Cada um do seu jeitinho, mas muitas coisas em comum...

"Após a morte da sua primeira mulher, Dostoiévski conhece um anjo que mudaria sua vida, um milagre, que tem nome: Anna Grigorevna. Tinha vinte anos, culta, bela e prática. Começa como por ser sua secretária. Poucos meses depois casam-se. Dostoiévski tinha 46 anos. Anna é a mulher que trará estabilidade e paz à sua vida. É forte, muito sensível, pouco exigente, imensamente afectuosa e totalmente dedicada. Tem consciência que não será fácil viver ao lado de um homem tão complexo, atormentado por uma infinita inquietação interior. Logo na primeira noite do casamento apercebe-se da doença do marido, atingido por um violentíssimo ataque epiléptico. Continua a jogar e a gastar. Ela permanece a seu lado, sabendo que o seu amor poderá curar aquele génio. Compreende ainda que as crises físicas e psíquicas alimentam a sua veia artística. Cura-o do vício do jogo: não condenando-o, mas demonstrando-lhe todo o seu amor incondicionado. Chegando a vender as suas únicas calças de lã que possuía para arranjar-lhe dinheiro para o jogo. E em Baden Baden fazia muito frio. Nascem quatro filhos. Dostoiévski escreve os principais romances e Anna torna-se também administradora dos seus bens. Nesta obras, património da humanidade, o escritor condena a soberba luciferiana do homem nihilista que recusa a fé em Deus e pensa poder conferir a si próprio um sentido para a realidade...
Aproxima-se a morte. Chama a sua mulher e diz-lhe: “Vou morrer hoje”. Pede-lhe que vá buscar a sua Bíblia, aquela que guarda religiosamente desde a viagem para a Sibéria. Ela abre-a ao acaso. Lê a parábola do Filho Pródigo. Como ele, Dostoiévski regressa à Casa do Pai."

Algumas frases ditas por Dostoiévski, que me fez refletir:

“A alma humana é um mistério que deve ser desvelado, mesmo que passes toda a vida a procurar resolvê-lo, não penses ter perdido tempo”.

"A falta de liberdade não consiste jamais em estar segregado, e sim em estar em promiscuidade, pois o suplício inenarrável é não se poder estar sozinho"

"A vida é um paraíso, mas os homens não o sabem e não se preocupam em sabê-lo."

"Um ato de confiança dá paz e serenidade"

"Para se conhecer qualquer pessoa, é preciso ir-se chegando a ela devagar e com cautela, para evitar equívoco e preconceito, coisas bem difíceis de corrigir e reparar depois."
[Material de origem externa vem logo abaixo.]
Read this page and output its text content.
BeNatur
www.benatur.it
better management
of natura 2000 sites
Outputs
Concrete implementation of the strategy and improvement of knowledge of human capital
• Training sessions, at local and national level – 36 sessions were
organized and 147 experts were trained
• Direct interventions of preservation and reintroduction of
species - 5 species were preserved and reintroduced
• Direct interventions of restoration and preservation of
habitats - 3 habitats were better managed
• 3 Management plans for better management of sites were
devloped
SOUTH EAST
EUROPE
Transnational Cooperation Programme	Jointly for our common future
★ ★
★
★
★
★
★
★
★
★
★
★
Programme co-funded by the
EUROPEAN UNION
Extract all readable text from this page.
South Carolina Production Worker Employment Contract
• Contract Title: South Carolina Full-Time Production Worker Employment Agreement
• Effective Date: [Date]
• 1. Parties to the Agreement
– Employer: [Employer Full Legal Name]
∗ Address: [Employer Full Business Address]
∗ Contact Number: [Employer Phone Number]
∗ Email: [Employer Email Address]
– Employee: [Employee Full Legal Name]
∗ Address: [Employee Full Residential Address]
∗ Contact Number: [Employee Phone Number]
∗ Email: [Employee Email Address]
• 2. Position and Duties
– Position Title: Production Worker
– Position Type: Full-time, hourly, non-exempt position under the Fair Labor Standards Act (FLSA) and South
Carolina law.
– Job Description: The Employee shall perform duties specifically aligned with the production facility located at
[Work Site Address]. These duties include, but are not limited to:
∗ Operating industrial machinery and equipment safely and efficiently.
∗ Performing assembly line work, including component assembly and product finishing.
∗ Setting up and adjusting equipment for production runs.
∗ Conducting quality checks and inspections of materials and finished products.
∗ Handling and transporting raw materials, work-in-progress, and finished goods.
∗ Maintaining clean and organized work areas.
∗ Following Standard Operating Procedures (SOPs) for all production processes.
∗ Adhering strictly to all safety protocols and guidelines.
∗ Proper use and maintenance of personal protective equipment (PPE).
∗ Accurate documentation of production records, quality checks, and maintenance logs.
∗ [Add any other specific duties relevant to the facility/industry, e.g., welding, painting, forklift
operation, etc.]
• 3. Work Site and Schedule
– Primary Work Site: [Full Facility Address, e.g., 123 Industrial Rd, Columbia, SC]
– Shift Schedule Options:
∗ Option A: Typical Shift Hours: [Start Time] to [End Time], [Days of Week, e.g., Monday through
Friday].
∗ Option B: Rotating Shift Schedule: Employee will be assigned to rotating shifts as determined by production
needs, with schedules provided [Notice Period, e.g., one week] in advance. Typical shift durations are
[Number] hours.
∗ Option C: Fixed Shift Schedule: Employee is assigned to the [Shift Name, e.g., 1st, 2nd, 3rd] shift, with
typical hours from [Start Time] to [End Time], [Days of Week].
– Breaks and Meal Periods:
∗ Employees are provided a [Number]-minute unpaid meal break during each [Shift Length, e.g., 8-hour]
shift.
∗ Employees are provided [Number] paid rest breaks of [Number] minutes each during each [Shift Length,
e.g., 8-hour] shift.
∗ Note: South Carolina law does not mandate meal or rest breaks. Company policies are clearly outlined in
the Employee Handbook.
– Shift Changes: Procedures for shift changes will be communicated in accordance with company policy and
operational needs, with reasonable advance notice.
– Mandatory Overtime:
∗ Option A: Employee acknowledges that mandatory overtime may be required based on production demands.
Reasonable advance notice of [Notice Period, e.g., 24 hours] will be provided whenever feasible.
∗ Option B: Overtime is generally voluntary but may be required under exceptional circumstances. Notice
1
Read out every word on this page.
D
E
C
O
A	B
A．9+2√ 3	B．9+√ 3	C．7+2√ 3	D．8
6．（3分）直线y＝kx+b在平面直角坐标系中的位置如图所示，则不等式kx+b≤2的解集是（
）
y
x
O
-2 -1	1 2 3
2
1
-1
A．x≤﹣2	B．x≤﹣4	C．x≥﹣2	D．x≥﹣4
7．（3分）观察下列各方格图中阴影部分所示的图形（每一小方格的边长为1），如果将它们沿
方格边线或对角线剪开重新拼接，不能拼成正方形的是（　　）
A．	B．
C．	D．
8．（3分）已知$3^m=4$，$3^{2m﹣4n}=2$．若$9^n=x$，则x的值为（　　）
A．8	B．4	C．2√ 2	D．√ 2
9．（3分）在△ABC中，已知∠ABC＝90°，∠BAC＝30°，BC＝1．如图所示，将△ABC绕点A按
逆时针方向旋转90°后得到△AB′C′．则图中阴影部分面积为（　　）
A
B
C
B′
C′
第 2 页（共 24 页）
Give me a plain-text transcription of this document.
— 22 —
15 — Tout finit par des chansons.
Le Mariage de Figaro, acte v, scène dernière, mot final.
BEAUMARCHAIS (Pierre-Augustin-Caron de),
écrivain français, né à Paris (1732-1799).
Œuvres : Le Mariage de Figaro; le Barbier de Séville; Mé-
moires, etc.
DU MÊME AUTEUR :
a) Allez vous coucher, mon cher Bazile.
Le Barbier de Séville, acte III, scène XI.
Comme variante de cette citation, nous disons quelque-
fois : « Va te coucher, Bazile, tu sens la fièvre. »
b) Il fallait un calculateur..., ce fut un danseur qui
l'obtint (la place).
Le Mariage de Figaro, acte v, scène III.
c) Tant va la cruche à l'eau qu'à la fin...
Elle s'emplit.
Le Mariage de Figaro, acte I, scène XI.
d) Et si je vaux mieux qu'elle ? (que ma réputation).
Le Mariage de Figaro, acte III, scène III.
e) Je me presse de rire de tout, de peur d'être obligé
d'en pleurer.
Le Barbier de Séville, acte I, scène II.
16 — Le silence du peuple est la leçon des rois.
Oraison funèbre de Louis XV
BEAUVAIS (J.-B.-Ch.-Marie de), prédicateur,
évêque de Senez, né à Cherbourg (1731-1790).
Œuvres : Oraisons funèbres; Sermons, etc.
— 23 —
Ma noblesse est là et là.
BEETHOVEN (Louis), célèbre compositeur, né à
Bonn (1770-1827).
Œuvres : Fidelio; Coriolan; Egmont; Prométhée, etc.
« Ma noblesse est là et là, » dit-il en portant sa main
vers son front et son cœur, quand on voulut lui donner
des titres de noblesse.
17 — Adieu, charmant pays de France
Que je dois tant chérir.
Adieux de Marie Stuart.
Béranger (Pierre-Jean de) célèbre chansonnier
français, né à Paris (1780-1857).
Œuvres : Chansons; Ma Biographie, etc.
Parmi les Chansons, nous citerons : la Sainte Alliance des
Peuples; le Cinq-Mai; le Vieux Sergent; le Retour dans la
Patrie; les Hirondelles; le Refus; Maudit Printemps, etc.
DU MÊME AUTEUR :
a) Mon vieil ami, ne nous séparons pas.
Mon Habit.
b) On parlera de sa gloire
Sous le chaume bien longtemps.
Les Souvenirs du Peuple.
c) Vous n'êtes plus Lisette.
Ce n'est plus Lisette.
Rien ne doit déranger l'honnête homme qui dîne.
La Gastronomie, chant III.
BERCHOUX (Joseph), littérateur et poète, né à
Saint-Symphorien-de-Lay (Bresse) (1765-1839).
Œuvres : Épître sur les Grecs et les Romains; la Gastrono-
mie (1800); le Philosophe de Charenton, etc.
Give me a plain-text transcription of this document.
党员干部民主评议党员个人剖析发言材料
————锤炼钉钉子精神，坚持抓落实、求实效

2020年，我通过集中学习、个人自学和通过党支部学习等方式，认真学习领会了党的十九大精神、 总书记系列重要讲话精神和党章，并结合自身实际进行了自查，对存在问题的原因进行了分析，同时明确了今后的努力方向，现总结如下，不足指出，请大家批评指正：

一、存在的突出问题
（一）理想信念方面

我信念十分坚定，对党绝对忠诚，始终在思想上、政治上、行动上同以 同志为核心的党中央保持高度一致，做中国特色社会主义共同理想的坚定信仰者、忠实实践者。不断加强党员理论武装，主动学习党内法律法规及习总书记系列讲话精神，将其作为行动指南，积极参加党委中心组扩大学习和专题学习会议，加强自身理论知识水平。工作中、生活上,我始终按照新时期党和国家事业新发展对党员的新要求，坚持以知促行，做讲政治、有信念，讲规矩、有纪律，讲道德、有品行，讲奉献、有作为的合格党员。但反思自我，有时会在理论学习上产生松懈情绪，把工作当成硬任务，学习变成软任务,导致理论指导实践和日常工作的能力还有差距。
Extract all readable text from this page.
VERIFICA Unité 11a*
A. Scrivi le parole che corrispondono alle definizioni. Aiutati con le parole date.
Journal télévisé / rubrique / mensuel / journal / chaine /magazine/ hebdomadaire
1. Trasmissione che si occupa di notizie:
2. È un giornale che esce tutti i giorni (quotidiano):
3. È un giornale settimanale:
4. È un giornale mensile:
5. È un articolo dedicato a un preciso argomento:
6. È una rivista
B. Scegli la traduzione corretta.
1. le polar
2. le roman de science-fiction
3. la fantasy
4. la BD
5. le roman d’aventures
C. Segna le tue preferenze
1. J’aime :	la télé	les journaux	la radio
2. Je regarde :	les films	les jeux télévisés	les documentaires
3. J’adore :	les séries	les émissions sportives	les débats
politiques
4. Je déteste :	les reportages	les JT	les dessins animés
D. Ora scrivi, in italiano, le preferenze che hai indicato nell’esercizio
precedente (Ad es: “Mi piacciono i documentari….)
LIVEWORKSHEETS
Leiam mais sobre ele, vale a pena!

Beijos
Taís Martorelli

Um comentário:

Georgia Gobatti disse...

Não sei o seu nome e acabei caindo aqui quando procurava algumas coisas sobre o Dostoiévski. Você tem um blog, então procura conhecer mais antes de dizer qualquer coisa que te venha á mente. Ele não conheceu a Anna depois da morte da primeira mulher; eles já tinham um caso antes disso acontecer. Foi muito distante de uma linda história de amor, mas uma vida complexa. E o "porquê" a maldade humana é separado e sem acento. Beijos!